Hamdon Hill is, as some might say, 'seriously haunted', with descriptions of 'bizarre shapes outlined by light' to those of Roman soldiers walking the hilly ramparts.Mr G. allegedly asked his friend not to share the story with anyone until after his death (which the book says was the year after his experience).
... G F Munford [one time editor of the Western Gazette] was an avid collector of supernatural tales ... one of his favourites concerned a local witch whose spirit is still said to haunt the district.
Another startling story tells of ... David G., a retired postal worker [who] was visiting friends in the nearby hamlet of Hamdon Hill. It was a humid afternoon in the summer of 1957 and his first excursion to Somerset. He was driving along the boundary of the hill ...
"There wasn't another car in sight, and although it was broad daylight I couldn't help feel that something wasn't right. I was also feeling tired, but not sleepy. There were lots of people walking towards me. Bit of a surprise. I stopped and turned off the engine. The shock of it was that these people were dressed in armoured uniforms. They looked the spitting image of Roman soldiers, bit like the ones I had seen in 'The Robe', which was showing that year in town [at the cinema]. I really thought a film was being shot, until they just kept coming on and walked right through the car and me. Everything turned very cold. Believe me, it took a long time to get started. I arrived to my friends safe and sound. Never said a word, until you brought up the subject of ghosts."
From 'Haunted Somerset' by John Garland (2007).

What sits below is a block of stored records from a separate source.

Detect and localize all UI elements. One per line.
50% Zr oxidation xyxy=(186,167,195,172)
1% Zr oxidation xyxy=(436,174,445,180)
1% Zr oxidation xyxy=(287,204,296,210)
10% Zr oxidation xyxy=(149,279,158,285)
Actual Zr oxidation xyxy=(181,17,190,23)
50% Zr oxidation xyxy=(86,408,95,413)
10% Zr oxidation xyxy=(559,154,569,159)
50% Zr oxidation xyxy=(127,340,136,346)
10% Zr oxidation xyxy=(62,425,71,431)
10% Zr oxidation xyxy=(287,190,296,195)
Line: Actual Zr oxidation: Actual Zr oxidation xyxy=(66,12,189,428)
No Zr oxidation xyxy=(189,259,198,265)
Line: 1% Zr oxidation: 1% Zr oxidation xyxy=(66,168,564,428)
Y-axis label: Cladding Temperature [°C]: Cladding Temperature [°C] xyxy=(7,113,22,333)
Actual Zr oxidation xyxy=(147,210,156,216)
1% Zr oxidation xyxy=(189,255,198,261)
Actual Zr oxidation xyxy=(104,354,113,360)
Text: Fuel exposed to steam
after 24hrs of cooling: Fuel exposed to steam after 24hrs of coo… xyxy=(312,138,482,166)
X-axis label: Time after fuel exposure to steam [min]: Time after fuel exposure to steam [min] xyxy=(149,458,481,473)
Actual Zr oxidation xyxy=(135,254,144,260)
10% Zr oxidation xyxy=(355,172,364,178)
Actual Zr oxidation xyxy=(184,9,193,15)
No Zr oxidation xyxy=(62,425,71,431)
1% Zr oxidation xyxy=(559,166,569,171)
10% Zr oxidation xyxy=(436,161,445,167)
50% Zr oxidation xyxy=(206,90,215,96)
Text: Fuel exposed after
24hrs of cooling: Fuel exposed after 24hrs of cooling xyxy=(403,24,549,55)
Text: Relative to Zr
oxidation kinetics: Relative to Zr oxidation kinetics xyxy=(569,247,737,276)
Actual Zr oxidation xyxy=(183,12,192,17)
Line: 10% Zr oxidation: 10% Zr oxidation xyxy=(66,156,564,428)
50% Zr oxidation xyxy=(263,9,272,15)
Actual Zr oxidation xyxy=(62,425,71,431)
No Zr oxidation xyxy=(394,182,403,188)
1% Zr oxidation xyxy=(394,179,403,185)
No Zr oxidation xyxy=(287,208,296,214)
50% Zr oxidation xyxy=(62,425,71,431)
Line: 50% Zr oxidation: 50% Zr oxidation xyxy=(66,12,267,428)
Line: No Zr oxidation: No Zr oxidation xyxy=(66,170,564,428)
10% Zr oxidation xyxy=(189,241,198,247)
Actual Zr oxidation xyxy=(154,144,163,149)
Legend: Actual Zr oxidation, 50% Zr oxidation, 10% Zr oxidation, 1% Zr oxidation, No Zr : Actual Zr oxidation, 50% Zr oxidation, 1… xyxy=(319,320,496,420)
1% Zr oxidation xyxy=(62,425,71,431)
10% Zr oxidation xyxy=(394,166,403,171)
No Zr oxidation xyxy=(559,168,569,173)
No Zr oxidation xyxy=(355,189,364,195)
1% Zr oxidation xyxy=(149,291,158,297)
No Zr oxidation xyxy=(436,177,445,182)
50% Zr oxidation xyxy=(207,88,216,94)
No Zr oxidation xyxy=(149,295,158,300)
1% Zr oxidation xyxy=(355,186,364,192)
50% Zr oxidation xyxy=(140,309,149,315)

I so want the nearby knoll of 'St Michael's Hill' (known as Lodegarsburgh in Saxon times) to have prehistoric significance. But if there ever were traces they've been destroyed by the overlaying layers of Norman castle. It's got interesting (and madly complicated) stoney folklore, according to Alan Holt's 'Folklore of Somerset' (1992). A blacksmith dreamed that Jesus told him to dig on the top of the hill. He had to dream it three times before he was convinced. In the hole he found a 'great stone which miraculously split in two, and in the cleft they saw a great crucifix of glistening black flint. Beneath it was a smaller one, an old bell and an old book.' Then the Dane Tofig stuck the cross on the back of a cart, drawn by 12 red oxen. The oxen didn't want to go anywhere except Waltham, where Tofig built his Abbey. He displayed the crucifix and when King Harold turned up it bowed to him.
Giant stones? Flint? Blacksmiths? Red oxen? Crucifixes? Mental.